# Just finished another cutting board.



## RonB (Sep 29, 2022)

I only make 4 or 5 a year between larger projects, but I enjoy making them a lot.

This one is made from ambrosia maple and consists of a bunch of bookmatched panels. This one was especially hard because of the holes the Ambrosia Beetle drills through the wood. However, the beetles also cause the wild color patterns in the wood. The problem is that the beetles don't bore holes in a straight line and I never know when I'm gonna uncover another hole - or ten. And if I uncover a hole that runs parallel to the surface, it's much more work to fill it.

My wife does not like the board - she thinks it's creepy. I like it, but it's not my favorite board.

The problem is that with the possibility of a hole being just below the surface, I would not use the board for fear of opening up a hole. It would be for display only.







And here's a closeup of one of the bookmatched pairs.






I could not find a place where I could get any photos without reflections - sorry.


----------



## ptolemy (Sep 29, 2022)

This could make an awesome charcuterie plate. I really like it


----------



## MowgFace (Sep 29, 2022)

Haha looks like a beetle face. Or praying mantis


----------



## EnderzShadow (Oct 11, 2022)

MowgFace said:


> Haha looks like a beetle face. Or praying mantis


I was thinking the same. It is beautiful but with what looks like 'faces', a little spooky.


----------



## EnderzShadow (Oct 11, 2022)

It sounds like you have a lot of experience making cutting boards.

How did you go about making your first board? Was there a guide you used? Still have the board? 

I'd like to make some with my son but I don't know a good place to start.


----------



## RonB (Oct 11, 2022)

There are a lot of tutorials on youtube from simple to very complex. There are too many for me to link, but look for something that sez something like "beginner's guide".
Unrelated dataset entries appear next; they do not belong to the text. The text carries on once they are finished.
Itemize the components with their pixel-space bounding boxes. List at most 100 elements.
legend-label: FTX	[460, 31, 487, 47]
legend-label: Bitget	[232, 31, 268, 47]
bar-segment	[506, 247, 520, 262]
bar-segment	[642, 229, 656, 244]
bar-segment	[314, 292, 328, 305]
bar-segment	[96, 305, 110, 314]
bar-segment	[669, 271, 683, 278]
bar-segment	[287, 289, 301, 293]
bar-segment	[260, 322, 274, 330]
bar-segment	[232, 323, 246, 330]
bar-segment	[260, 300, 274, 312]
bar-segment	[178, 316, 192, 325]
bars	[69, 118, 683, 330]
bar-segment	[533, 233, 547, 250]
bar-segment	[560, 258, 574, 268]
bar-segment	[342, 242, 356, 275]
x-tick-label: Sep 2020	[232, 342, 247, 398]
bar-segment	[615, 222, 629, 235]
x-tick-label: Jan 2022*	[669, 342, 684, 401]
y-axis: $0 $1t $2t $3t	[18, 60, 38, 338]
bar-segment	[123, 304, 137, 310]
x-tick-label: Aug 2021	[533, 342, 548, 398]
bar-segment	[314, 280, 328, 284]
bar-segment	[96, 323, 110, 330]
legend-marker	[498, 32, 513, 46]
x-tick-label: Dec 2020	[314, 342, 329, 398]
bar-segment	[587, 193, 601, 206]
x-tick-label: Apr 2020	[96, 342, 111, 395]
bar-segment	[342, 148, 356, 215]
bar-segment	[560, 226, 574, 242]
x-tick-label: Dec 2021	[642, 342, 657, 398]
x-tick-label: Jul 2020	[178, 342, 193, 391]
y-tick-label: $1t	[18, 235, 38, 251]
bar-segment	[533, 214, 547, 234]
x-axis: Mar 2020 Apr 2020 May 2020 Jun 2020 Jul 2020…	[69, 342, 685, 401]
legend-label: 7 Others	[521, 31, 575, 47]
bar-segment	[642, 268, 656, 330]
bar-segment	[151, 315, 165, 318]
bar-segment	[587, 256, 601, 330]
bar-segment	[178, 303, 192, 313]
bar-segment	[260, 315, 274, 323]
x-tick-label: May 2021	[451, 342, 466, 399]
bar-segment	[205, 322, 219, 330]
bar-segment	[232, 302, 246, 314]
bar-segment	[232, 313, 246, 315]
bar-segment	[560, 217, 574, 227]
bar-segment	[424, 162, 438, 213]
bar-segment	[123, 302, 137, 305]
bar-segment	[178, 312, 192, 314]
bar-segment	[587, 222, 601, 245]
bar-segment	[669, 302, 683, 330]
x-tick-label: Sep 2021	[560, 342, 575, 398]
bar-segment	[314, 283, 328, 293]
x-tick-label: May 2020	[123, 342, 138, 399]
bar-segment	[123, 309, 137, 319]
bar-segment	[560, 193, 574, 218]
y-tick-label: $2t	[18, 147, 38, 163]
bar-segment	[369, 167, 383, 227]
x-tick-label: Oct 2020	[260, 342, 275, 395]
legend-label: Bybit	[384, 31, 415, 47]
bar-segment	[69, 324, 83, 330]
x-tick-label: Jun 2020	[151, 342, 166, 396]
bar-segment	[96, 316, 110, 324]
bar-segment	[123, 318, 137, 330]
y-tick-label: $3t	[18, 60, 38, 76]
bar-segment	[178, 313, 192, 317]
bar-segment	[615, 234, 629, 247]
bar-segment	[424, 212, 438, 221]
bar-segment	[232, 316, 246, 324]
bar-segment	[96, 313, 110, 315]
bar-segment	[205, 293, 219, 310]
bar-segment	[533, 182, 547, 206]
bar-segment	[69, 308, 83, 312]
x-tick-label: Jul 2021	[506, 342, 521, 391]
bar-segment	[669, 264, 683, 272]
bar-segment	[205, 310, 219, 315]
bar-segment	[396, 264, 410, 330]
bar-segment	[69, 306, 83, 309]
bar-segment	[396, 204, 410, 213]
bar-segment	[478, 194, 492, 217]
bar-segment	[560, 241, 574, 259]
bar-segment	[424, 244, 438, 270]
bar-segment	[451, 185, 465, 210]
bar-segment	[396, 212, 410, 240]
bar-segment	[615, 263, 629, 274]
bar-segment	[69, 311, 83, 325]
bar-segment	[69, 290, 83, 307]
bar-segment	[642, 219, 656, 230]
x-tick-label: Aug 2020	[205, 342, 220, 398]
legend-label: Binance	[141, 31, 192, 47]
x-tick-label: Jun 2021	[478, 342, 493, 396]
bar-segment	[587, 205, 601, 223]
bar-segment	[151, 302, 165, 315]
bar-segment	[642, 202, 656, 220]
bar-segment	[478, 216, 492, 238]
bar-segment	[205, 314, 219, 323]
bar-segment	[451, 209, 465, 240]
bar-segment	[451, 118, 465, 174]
First you will need to decide if you want to make an edge grain board, (easiest), or an end grain board, (more work). The simplest would be a board made from one wide board, and would be edge grain. Next would be taking strips of wood and gluing them together for an edge grain board. You could use a combo of different woods for this. The next step would be to glue up strips as in the last example, cut them into strips across the glue lines, and turn them end grain up and glue them together. That is how I made the board above, and that's obviously more work. There are lots of ways to make patterns, but again, more work. Here is an edge grain board that I made some time ago using walnut and cherry. Good luck on you journey.


----------